Les recettes du compte d'affectation spéciale proviennent, depuis 2015 (cf. supra) de la taxe « développement agricole et rural » qui lui est intégralement affectée. Elle est calculée sur le chiffre d'affaires total des exploitations agricoles, sans distinction du type ou du mode de production.

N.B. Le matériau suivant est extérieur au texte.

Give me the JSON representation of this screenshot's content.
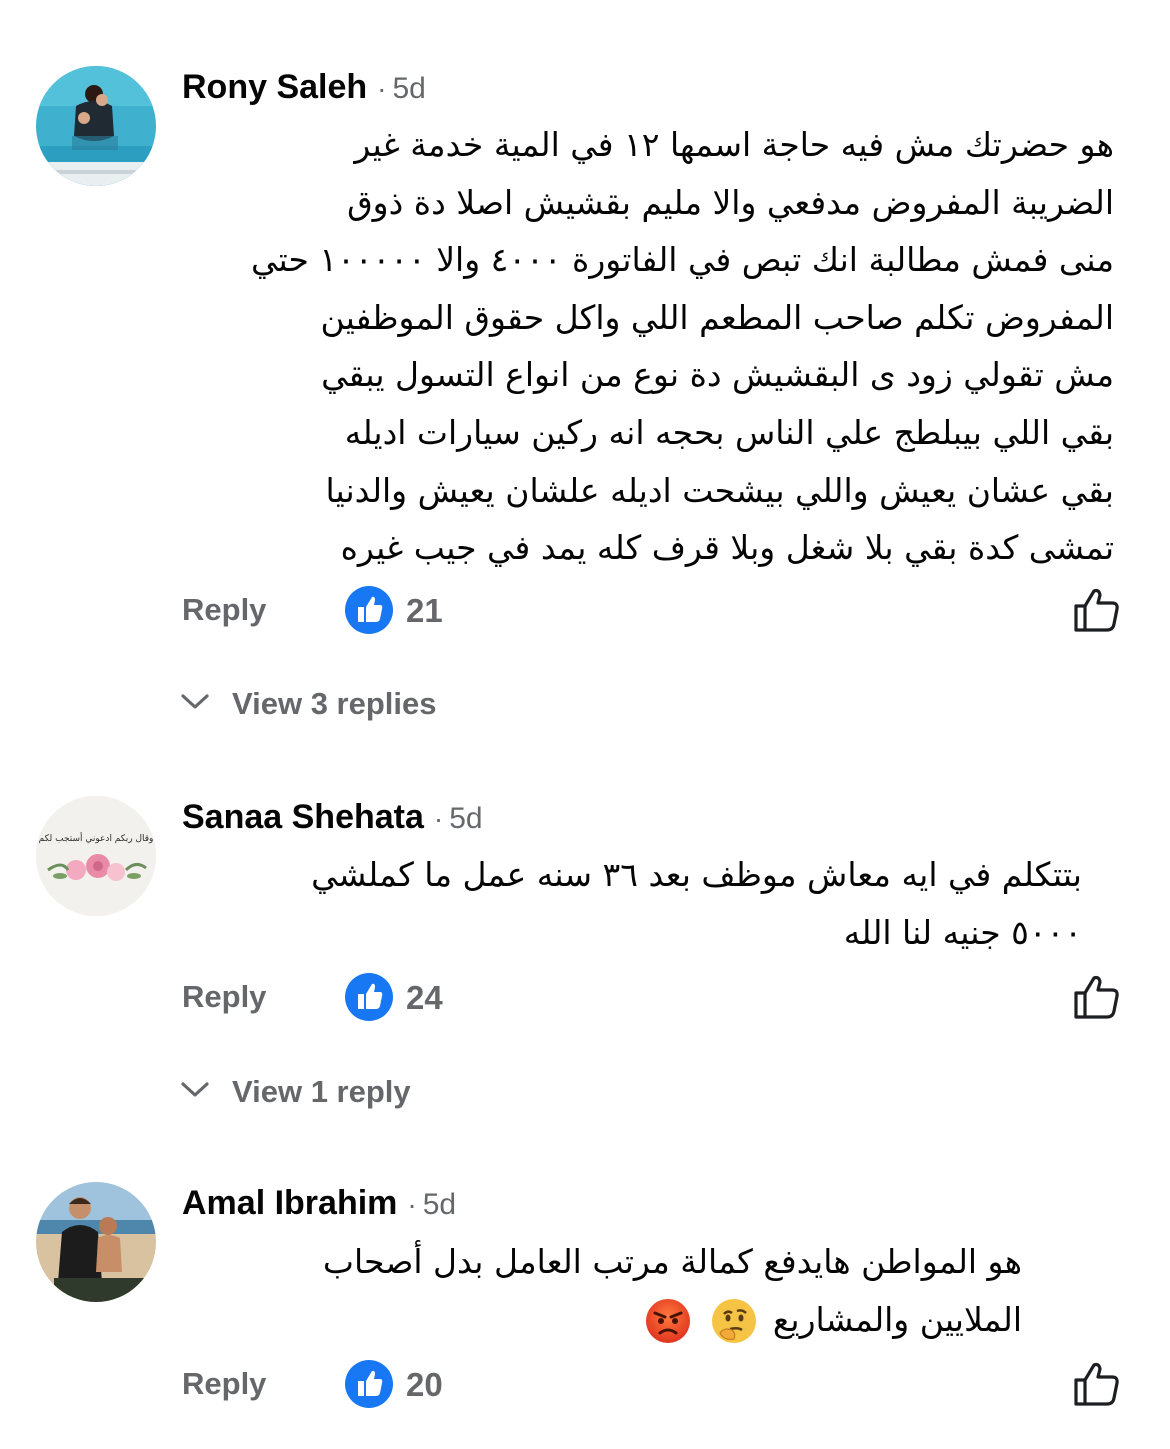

Depuis 2018, les recettes constatées sont supérieures au plafond autorisé de dépenses : paradoxalement, ce différentiel conduit le CAS DAR à présenter un solde comptable largement excédentaire, qui a quasiment atteint, à fin 2024 l'équivalent d'une année de recettes, alors même qu'il est principalement financé par les agriculteurs.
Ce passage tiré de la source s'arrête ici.